Radio station staff, alumni and community members come together to honor Southern's role in promoting classical music.

Story

In November of 1961, Southern Adventist University’s radio station began airing its first live programming. Fifty years later, WSMC Classical 90.5 is celebrating half a century of delighting the classical music lover.

When WSMC began, there was no thought as to how it would grow. Operating on only ten watts of frequency and an all-volunteer student staff, the station began as an experiment under the Physics and Engineering Department, said Scott Kornblum, general manager of WSMC. Over time the station continued to grow, not only in the number of watts but also in listeners.

WSMC is currently one of only five stations, out of 35 in the Chattanooga area, to have 100,000 watts. This coverage area extends to a 90-mile radius.

“God has His hands on the station,” Kornblum said. “Our opportunity to reach [people] is incredible!”

In honor of its 50th anniversary, WSMC will be highlighted during Homecoming Weekend 2011 (October 27-30), with several celebration events planned.

Community Impact

For Chattanooga resident Paul Reynolds, WSMC has been his station of choice for the past 25 years. When Reynolds first moved to the area, he sought out classical music station recommendations, and people kept pointing him to WSMC.

“People I asked said, ‘WSMC is outstanding!’ So I started listening,” Reynolds said. “I’ve been listening as long as I’ve been here.”

One of the features Reynolds loves about WSMC is the variety of classical music.
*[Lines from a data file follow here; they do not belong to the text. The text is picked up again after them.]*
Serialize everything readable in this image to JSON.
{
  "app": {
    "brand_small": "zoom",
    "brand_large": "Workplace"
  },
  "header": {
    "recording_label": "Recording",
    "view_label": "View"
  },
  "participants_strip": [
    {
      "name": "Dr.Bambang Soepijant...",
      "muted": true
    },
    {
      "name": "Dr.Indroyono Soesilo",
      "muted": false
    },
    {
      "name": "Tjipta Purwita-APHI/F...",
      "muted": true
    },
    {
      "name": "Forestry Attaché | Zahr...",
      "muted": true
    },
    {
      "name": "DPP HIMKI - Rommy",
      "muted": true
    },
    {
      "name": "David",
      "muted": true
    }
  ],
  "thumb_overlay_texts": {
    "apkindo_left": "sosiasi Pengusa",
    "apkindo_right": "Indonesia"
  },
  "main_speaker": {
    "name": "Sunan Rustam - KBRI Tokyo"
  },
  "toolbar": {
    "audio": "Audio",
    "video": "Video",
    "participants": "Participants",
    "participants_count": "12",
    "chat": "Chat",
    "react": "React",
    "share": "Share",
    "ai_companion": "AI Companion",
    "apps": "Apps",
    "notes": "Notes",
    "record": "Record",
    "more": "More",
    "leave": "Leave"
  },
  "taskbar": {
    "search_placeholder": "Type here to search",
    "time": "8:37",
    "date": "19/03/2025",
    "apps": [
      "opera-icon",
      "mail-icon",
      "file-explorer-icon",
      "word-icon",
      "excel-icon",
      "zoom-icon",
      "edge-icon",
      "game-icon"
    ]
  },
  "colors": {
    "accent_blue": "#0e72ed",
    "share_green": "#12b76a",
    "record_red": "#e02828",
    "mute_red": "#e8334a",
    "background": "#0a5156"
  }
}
He also enjoys listening to the student announcers at WSMC. These are just some of the reasons why Reynolds refers people to WSMC.

“I’m always in tune to WSMC,” Reynolds said. “I really do appreciate the station very much.”

WSMC Roots

Brian Lauritzen, ’06, recalls the day when he first landed a job at WSMC as a 17 year-old high school student. Thus began his seven years working at WSMC and the path to his current career. Lauritzen is now a producer and host for KUSC Classical 91.5 in Los Angeles, one of the highest-rated stations and the largest classical music station in the United States. In light of this success, Lauritzen credits WSMC as an incredible training ground for his career in public radio.

“[WSMC] allowed me the freedom to experiment and find my voice as a broadcaster and storyteller as well as hone my technical production skills,” Lauritzen said. “It was this practical work experience that really helped me land my current job at KUSC.”

But it’s not just about what WSMC has done for him that impresses Lauritzen. He’s also seen the community impact of WSMC throughout the years. Lauritzen is amazed at the longevity of WSMC.

“For many in [Chattanooga], their only connection to Southern is through WSMC,” Lauritzen said. “There are folks…who think more highly of Southern because of what WSMC provides for the region. The station is truly a feather in the cap of the university.”

Although he has moved on, Lauritzen remembers his time at the station and the lessons learned there.

“I’m immensely proud to have been associated with WSMC,” Lauritzen said. “It will always hold a special place in my heart.”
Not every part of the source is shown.